Im Juli 2008 veröffentlichten Klaus Schroeder und Monika Deutz-Schroeder eine Studie, die in der Bildungslandschaft der Bundesrepublik gleichermaßen für Aufsehen und Aufregung sorgte. Die beiden Forscher/innen hatten zwischen Herbst 2005 und Frühjahr 2007 über 5000 Schüler/innen anhand eines Fragebogens und in zahlreichen Einzel- und Gruppeninterviews zur DDR befragt – und dabei in erster Linie eklatante Wissenslücken ausgemacht.
In ihrem Nicht-Wissen lagen die Jugendlichen aus Berlin, Brandenburg, Bayern und Nordrhein-Westfalen laut Studie Kopf an Kopf, wobei Schroeder und Deutz-Schroeder den West-Schüler/innen ein in Teilen fundierteres und differenzierteres Geschichtsbild attestierten.
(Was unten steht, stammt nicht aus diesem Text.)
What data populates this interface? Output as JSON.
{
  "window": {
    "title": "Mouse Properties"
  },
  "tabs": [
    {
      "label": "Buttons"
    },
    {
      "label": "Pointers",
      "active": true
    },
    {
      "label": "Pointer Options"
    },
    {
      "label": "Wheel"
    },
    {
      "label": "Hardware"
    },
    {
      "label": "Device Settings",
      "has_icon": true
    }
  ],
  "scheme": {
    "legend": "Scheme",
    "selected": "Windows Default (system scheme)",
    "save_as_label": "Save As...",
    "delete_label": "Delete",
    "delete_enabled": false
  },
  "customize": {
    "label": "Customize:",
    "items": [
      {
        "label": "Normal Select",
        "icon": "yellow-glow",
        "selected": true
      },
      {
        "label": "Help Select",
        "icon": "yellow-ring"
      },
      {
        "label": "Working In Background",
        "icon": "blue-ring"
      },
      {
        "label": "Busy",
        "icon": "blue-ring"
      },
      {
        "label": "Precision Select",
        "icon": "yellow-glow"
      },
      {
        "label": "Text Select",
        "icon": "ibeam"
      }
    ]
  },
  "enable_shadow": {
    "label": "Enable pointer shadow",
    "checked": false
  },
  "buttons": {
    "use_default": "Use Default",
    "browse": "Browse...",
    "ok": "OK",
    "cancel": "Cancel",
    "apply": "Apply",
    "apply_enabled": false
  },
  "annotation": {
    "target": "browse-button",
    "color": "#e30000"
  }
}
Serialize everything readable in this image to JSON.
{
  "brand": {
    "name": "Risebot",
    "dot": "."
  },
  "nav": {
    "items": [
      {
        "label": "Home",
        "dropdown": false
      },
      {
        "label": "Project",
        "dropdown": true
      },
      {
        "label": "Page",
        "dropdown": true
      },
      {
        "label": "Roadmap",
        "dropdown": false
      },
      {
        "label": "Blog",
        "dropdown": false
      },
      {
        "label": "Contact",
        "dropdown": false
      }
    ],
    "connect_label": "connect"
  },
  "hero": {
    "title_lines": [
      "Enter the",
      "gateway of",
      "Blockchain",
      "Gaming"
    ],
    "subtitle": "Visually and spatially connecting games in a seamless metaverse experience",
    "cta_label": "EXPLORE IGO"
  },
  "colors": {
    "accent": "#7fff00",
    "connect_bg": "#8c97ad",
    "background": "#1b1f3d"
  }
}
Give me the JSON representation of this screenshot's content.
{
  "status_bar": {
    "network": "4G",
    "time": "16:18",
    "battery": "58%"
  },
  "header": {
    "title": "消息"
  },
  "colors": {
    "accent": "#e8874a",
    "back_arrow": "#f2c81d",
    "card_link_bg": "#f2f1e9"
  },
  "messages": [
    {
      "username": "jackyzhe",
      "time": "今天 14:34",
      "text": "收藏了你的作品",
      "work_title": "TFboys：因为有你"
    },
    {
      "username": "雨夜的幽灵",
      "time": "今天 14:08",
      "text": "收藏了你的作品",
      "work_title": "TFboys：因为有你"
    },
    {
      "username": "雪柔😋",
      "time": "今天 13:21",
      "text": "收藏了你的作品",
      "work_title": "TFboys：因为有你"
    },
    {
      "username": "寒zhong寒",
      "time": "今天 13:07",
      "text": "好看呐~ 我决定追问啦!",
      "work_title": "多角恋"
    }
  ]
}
Ziel der Studie war es, bei den Schüler/innen neben dem vorhandenen Faktenwissen auch ihre individuelle politische Bewertung der DDR zu erfragen. Dabei wurde deutlich, dass vor allem Schüler/innen aus den neuen Bundesländern dazu neigen, die sozialen Aspekte der DDR hervorzuheben, anstatt den repressiven und autoritären Charakter des Regimes herauszustellen. Grund dafür sehen die Herausgeber/innen der Studie in nostalgischen und teilweise verharmlosenden Diskursen im Familienkontext und in den Medien, sowie in einer unzureichenden Thematisierung im Schulunterricht. Um dem entgegenzuwirken, empfehlen die Autor/innen, die DDR stärker in Unterrichtskonzepte einzubinden und Gedenkstättenbesuche obligatorisch durchzuführen. Der Geschichtsdidaktiker Bodo von Borries, der aufgrund der anhaltenden Kritik an der Studie dazu beauftragt wurde, die Berliner Ergebnisse zu überprüfen, riet indes davon ab, von einer „pädagogischen Allmacht“ auszugehen.
Welche Bedeutung der familiären und gesellschaftlichen Tradierung von Geschichtsbewusstsein zukommt ist zwar spätestens seit Welzers „Opa war kein Nazi“ bekannt, wird jedoch in der vorliegenden Studie nur randständig beachtet. Dadurch kommt sie zu einer einfachen und eingängigen Formel, die die Ergebnisse der Befragungen auf einen Punkt bringen soll: Je mehr Faktenwissen bei den Schüler/innen vorhanden ist, desto kritischer sehen sie die DDR.
Betrachtet man jedoch die Formulierung der einzelnen Fragen und die vorgefertigten Antwortmöglichkeiten im Design der Studie, scheint eine objektive Interpretation des tatsächlichen Wissensstandes und der individuellen Einschätzung der Jugendlichen schwierig. Stattdessen ist anzunehmen, dass die Antworten der Schüler/innen oftmals – geleitet durch eigene Identitätskonflikte, persönliches Betroffensein und post-sozialistische Demütigungserfahrungen – eher eine emotionale Reaktion auf die Fragen darstellten.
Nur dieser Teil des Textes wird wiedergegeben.